Als der holländische Kardiologe Pim van Lommel begann, im Rahmen einer wissenschaftlichen Studie die bei Herzoperationen gestorbenen und erfolgreich reanimierten Patienten zu interviewen, wurde sein Weltbild erschüttert, als ihm ein Patient, bei dem während seiner Nahtoderfahrung nicht nur kein Herzschlag, sondern auch keine Hirnströme mehr messbar waren, fehlerfrei berichtete, was während dieser Zeit im Operationssaal geschah. Der Wissenschaftler begriff, dass es ein Bewusstsein geben muss, das sich zwar der grauen Zellen in unserem Kopf bedient, aber nicht von ihnen abhängig ist.1

Wenn wir das Leben in der Welt unserer Bewusstseinsschwingungen willkommen heißen, dann heißen wir es in seiner unermesslichen Fülle, in seinem unermesslichen Reichtum willkommen und das ist die Voraussetzung dafür, dass sich das Leben Schritt für Schritt mit all seinen Geheimnissen offenbaren kann. Dies eröffnet uns den Zugang zu Dimensionen, die unser Verstand nicht imstande ist zu erfassen. Die spirituellen Meister aller Zeiten und Kulturen haben diesen Raum betreten, haben das Leben in seiner ganzen Fülle und Tiefe willkommen geheißen und haben uns damit einen Weg gewiesen, den auch wir gehen können.

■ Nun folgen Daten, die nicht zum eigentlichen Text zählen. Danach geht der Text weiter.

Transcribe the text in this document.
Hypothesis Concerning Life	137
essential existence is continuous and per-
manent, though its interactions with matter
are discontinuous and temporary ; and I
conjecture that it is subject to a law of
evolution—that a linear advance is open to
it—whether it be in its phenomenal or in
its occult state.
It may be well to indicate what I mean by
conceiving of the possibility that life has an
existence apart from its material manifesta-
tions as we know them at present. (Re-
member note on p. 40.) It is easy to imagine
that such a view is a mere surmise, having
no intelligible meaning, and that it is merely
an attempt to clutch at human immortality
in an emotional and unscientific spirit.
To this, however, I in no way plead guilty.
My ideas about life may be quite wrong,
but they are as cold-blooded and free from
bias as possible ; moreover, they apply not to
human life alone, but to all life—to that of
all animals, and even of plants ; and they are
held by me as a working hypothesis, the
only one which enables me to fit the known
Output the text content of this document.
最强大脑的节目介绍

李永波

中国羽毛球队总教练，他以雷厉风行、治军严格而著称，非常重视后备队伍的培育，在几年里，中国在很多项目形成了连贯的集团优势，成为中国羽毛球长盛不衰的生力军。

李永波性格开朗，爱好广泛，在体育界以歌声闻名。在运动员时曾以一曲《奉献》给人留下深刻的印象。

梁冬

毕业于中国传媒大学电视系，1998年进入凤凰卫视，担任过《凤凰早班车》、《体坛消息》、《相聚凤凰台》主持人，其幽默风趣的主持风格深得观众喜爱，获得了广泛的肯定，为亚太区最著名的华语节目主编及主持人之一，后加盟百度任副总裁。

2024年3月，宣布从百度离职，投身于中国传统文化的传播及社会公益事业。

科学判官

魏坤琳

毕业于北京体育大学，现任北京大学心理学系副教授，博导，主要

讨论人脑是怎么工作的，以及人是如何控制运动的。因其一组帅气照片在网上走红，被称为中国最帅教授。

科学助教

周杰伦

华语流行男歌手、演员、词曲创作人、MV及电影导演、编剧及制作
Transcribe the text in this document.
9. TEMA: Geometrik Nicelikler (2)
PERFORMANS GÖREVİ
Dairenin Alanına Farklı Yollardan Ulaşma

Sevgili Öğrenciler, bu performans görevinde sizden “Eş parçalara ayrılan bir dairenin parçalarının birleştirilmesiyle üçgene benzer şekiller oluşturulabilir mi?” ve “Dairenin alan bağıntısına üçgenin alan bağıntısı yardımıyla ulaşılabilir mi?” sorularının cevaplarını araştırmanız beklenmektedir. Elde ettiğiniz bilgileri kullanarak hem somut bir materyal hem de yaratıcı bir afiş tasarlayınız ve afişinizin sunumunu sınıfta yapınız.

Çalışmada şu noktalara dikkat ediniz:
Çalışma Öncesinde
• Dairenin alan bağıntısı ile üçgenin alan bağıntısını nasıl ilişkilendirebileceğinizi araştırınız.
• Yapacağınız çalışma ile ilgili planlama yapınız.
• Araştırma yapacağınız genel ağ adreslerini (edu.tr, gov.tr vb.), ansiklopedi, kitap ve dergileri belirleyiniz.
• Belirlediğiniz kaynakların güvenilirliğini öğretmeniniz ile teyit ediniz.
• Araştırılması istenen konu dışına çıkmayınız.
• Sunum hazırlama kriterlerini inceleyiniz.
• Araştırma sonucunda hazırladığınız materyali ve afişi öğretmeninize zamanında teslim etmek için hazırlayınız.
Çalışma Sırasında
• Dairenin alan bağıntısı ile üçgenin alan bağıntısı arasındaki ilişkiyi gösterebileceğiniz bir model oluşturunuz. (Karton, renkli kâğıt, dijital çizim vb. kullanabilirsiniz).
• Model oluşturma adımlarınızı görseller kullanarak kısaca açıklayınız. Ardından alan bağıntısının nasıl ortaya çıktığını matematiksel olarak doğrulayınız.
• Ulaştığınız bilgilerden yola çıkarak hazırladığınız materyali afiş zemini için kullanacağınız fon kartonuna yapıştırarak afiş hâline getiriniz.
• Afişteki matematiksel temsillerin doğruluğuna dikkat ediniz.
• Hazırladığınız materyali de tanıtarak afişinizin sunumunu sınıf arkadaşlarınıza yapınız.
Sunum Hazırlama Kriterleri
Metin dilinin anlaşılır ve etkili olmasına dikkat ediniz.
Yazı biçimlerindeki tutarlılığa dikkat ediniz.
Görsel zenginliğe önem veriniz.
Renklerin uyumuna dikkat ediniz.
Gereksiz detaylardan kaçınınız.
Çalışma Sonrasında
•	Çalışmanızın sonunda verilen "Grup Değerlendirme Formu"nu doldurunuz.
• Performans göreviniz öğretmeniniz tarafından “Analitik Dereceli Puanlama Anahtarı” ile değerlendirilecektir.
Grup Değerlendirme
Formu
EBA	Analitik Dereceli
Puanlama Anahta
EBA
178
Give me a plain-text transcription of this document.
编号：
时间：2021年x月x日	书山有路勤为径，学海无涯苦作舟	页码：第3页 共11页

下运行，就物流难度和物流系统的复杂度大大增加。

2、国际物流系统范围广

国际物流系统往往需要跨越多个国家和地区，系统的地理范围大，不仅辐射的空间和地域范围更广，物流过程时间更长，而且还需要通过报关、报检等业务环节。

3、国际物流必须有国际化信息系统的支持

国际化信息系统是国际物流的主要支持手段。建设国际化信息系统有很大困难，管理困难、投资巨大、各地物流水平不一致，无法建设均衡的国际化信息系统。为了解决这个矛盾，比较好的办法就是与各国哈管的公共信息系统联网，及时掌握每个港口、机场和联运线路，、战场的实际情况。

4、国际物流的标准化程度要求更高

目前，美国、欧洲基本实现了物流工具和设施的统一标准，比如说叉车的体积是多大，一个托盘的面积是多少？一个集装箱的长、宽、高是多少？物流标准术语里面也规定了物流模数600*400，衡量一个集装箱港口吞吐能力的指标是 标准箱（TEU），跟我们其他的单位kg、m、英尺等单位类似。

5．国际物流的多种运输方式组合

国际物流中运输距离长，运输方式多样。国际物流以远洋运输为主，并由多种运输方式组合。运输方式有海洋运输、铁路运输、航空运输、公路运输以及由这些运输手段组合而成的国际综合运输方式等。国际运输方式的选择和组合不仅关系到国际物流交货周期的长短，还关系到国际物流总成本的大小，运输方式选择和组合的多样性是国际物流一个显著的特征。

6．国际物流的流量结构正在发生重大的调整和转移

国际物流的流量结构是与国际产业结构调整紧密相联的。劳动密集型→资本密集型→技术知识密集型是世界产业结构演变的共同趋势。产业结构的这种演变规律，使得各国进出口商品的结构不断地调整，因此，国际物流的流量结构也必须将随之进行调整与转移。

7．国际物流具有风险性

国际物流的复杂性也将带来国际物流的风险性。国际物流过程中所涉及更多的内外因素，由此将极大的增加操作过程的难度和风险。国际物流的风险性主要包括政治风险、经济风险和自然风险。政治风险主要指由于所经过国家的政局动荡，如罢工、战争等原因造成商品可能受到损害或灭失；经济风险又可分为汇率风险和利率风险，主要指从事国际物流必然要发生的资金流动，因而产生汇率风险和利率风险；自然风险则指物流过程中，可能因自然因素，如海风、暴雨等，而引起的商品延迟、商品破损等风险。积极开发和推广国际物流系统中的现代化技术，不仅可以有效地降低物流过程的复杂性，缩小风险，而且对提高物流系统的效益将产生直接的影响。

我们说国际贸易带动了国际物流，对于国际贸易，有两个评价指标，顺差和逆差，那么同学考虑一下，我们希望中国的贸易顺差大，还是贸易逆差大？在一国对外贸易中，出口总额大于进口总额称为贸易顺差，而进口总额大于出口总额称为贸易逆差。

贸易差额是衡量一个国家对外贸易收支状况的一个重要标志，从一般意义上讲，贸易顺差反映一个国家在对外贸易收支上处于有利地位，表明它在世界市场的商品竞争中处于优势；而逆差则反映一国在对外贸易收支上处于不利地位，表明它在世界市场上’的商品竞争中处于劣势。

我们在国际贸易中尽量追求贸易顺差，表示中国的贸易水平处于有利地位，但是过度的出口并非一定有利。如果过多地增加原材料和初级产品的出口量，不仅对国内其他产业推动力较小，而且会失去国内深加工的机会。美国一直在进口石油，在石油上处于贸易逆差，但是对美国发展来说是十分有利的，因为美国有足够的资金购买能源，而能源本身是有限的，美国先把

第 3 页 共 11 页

Teresa von Avila, eine der größten Mystikerinnen unserer Kultur, hat beschrieben, wie man meditieren solle: Man solle sich vorstellen, man säße in einem vollkommen dunklen Raum, in dem sich eine Tür öffnet, durch deren Lichtspalt man einen guten Freund, in dessen Gegenwart man sich wohl fühlt, den Raum betreten sieht. Die Tür schließt sich wieder, der Raum ist dunkel, aber man hört an den Schritten, dass der Freund sich in unserer Nähe hinsetzt. Die wohlige Anwesenheit des Freundes spürend (mit welchem Sinn spüren wir das eigentlich?) sitzen wir dann offenen Herzens in der Stille, die voll von Schwingungen ist.

Je tiefer wir lernen in uns zu ruhen, desto mehr wird es uns möglich sein, uns vom Leben berühren und bewegen zu lassen, das Leben willkommen zu heißen.

Weil das alles zu schön klingt, um wahr zu sein, sei hier ehrlicherweise angemerkt, dass sich dies alles nicht mit ein paar Übungseinheiten ereignet, sondern meist das Ergebnis eines langen inneren energetischen Weges ist, eines Weges, der nicht immer leicht ist und den man sich entscheiden muss zu gehen. Die Länge des Weges mag abschreckend wirken, aber wenn wir uns auf eine schöne Wanderung durch alle möglichen Landschaften begeben, wäre es doch schade, sie wäre schon nach einer halben Stunde beendet.

Der Weg nach innen ist endlos, aber es gibt kaum etwas Spannenderes und Schöneres, als ihn zu gehen.